July 24th, 2013
Critters Seen on Hunting Trips

Once I carried a bow to the top of my favorite ridge, finding fresh deer beds in a marshy area, grass still springing up in them when I arrived. The only thing still grazing in that little meadow was the large hump-backed rodent we call a porcupine. The sun was slipping beneath the hills to the west and a rosy glow filled the basin.

The spiny-quilled fellow looked up at me when I spoke to him then continued eating. As I approached, he left off. “Hey Bud,” I called out again and he broke into a waddling run, making tracks for quieter environs. Where he could finish a meal in peace without noisy humans interfering.

I pulled up my tent after a two day hunting trip another year. My shelter had been erected at night, on top of the entrance to the den of a mouse. It occurred to me that I had, without a doubt, inconvenienced my little neighbor. In no immediate hurry, I sat down on a folding chair, opened a can of peaches and proceeded to eat them.

Presently, a mouse stuck his head and shoulders from the hole and looked about him. Not perceiving me to be an immediate threat to his existence, he took a bite of the succulent growth at the edge of the hole and ducked back in. Within a minute he was back for more.

He had what appeared to be a scruffy beard. Looking like somebody’s dopey sidekick in a B Western. He peered at me for a moment, sizing me up, analyzing the potential threat that I might pose to him. Then he grabbed a mouthful of clover and ducked back in.

I was feeling bad. The poor old mouse had been locked inside his home by the floor of my tent for two days. What could I do to show him how sorry I was? I had little to give him. My peaches had long since disappeared.

Then I spotted a wedge of onion that had fallen from my companion’s plate during the course of dinner two nights earlier. The onion is a plant of the lily family with an edible bulb and I figured that this critter, being somewhat of an herbivore might forgive my intrusion if I proffered it to him. I moved the onion to the side of the hole and sat back to watch him enjoy it.

I can peacefully co-exist, I told myself, with the lowliest of the fur-bearing critters, an elderly mouse in an alpine meadow. Yet the rodent spurned my offering. Not only did he leave the onion where it was without so much as a nibble, he permanently sealed that doorway, piling, while I watched, fresh dirt in the mouth of the hole. So he didn’t have to smell that pungent member of the lily family any longer.

I packed my things away and left, chastised by a mouse.

It was the opening day of another rifle deer season. Yes, I’d seen some deer. Or, at least, their rear ends. Still, I prowled the rimrock, watching and waiting.

The October sun had warmed the hillside boulders and I stalked among them, following tracks made just the night before.

Meep.’

What was that? It sounded like a smoke alarm when the battery goes low. Only louder.

Meep.’

There it was again. I followed the sound until I came to the edge of the rim and was able to peer over. The sound had come from here. My searching eyes finally made out a creature no bigger than my fist.

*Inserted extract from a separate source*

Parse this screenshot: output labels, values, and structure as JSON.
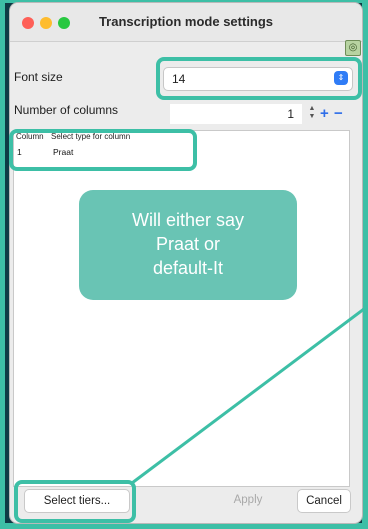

It had a stocky body, short legs and no tail. It sat on a flat rock about the size of a coffee table, looking out over the valley. Could that big sound have come from the little guy? As I watched, he answered my question, his body quivering with the effort.

As far as I could tell it made its home among the boulders there above the shale slide, close to forage, but protected from predators.

I hadn’t seen one before, nor have I seen one since, but the book at the library tells me that it was a pika, sometimes called a rock rabbit.

I asked myself, how long would I have gone without seeing a pika if I wasn’t a hunter? How else would I have slowed my life down enough to see a mouse pop his head from a hole in a meadow or take the time to watch a porcupine grazing in tall green grass?

Whether or not we end up with the game we pursue, there is a lot more to hunting than just looking for a deer or an elk.